Finnikin of the Rock is the first fantasy novel written by Melina Marchetta, who tends to focus on mainstream fiction, and it follows the story of the boy Finnikin, who is of a village called the Rock. The world and situation is immensely complex, so I won't bother trying to summarized the story, but Finnikin is the son of Captain Travanion, head of the King's Guard for his people. The best friend of the heir to the throne, Balthazar, Finnikin grew up groomed to take his father's place. Then the Five Days of the Unspeakable took place. Assassins killed the King and his family, and general chaos and mayhem ensued as an imposter took the throne. One of the women mystics of the Kingdom cursed it while she was burned at the stake, and the people of Lumatere were split in two. Those who had been unable to escape were trapped within the borders of Lumatere, while the rest who had evacuated became nomads in their diaspora. Yet rumours persist that Balthazar survives, and the Lumateran refugees will only return to undo the curse if they are led by Captain Travanion, now imprisoned far away, along with the King's Guard, headed by Balthazar.

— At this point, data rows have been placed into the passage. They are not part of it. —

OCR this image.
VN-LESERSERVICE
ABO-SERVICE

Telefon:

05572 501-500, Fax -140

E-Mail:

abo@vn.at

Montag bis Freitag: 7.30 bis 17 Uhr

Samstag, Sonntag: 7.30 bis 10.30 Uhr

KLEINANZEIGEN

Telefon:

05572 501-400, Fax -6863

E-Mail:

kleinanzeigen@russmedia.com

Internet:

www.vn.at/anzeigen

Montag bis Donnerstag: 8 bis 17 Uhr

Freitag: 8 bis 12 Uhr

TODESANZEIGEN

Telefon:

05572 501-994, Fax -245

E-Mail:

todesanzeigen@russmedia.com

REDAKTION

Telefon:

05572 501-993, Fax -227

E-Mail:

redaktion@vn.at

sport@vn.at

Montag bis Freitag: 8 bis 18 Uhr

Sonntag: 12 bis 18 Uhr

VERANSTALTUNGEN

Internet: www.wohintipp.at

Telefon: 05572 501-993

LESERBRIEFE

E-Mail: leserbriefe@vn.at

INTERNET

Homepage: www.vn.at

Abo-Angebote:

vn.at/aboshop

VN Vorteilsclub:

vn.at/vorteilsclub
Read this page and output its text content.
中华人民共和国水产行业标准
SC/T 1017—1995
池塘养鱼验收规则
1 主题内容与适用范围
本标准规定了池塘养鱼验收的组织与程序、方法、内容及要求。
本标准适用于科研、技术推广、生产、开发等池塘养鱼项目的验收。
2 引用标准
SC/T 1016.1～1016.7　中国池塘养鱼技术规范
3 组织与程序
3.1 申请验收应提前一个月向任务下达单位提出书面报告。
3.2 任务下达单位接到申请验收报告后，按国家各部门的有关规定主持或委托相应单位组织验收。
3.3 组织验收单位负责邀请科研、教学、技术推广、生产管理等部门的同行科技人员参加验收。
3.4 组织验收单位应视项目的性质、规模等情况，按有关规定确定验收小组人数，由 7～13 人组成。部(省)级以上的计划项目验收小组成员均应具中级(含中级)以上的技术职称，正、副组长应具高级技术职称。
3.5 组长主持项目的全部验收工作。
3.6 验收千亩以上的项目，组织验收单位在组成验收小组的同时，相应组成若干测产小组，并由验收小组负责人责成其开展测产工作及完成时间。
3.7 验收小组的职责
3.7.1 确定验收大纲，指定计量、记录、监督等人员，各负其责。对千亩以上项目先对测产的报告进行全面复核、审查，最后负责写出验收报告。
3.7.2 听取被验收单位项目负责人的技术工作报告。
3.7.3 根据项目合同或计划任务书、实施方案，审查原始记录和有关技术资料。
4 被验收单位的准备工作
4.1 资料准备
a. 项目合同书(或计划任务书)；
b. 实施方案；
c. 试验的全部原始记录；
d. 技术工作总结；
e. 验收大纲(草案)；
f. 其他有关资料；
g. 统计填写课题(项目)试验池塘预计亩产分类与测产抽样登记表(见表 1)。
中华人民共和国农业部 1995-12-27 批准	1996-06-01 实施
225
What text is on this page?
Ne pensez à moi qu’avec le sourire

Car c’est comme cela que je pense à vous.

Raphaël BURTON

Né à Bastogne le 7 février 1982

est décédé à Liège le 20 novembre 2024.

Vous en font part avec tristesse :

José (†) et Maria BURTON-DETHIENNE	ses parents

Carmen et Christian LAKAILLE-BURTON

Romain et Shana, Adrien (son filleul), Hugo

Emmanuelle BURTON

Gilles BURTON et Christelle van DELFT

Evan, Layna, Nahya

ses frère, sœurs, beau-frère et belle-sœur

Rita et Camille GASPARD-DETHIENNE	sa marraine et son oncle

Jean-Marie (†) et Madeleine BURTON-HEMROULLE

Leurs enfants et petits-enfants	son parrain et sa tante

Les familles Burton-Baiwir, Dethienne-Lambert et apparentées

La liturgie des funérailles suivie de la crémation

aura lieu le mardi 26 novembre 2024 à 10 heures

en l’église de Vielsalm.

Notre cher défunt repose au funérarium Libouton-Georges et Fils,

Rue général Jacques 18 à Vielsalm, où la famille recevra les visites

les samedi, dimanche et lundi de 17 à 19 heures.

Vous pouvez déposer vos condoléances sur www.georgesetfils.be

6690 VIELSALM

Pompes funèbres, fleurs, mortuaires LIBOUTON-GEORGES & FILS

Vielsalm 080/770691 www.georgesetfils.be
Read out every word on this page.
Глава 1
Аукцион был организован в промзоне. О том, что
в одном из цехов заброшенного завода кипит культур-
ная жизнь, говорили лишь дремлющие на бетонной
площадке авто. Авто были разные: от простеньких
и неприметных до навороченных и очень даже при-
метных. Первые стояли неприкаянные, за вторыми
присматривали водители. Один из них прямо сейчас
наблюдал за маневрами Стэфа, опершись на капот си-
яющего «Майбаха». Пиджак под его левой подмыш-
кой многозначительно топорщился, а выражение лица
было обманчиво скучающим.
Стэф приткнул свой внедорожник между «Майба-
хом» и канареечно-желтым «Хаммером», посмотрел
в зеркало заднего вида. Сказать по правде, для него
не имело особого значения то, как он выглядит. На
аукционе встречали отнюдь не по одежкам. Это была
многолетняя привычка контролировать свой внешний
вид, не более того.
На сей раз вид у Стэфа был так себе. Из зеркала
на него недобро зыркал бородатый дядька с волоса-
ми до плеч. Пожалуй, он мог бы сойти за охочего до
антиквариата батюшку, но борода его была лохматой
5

A dream comes to Finnikin that someone knows where Balthazar dwells, a young girl in a distant monastery, and so he sets out to reclaim a kingdom that has been lost, and give his people their home once more.
Finnikin of the Rock is an unusual fantasy novel, but that does not mean it is lacklustre. It is more of an extended fairy tale in atmosphere and story than a pure “fantasy” in the way the genre is today normally conceived. This makes it a fresh entry into a genre often beset by copycat stories; if there is anything Finnikin of the Rock is copying, it is the dark fairy tale feel of the Brothers Grimm. Marchetta's prose is often lyrical and poetic, though this can occasionally be a disadvantage since this can make the action a little unclear at times. Similarly, some of the character motivations are beyond inconsistent and into the realm of fragmentary. Evanjalin is the book's primary secret keeper, and her lies and half-truths make less sense the further into the book you get. Hand-waving explanations like “you weren't ready to be told” can only take you so far when the real truths are so drastic and important, meant only to let us know that the plot twist itself was worth it. Without concealing the truth, there really wouldn't be a story, in this case.
Ultimately, though, the draw of the book is thematic and atmospheric, more than story. It is a story of diaspora, of a people scattered abroad in the world without a home, of a people that hold to the strong hope that one day the curse would be lifted and they could return to their homeland. The gradual build of the relationship between Evanjalin and Finikkin is wonderful to observe (the hopelessly romantic will adore the final pages of the book). It is about a boy-king terrified to lead his people who finds strength in those people who are around him. It is an extended, occasionally gritty, fairy tale out of the best sense of that tradition.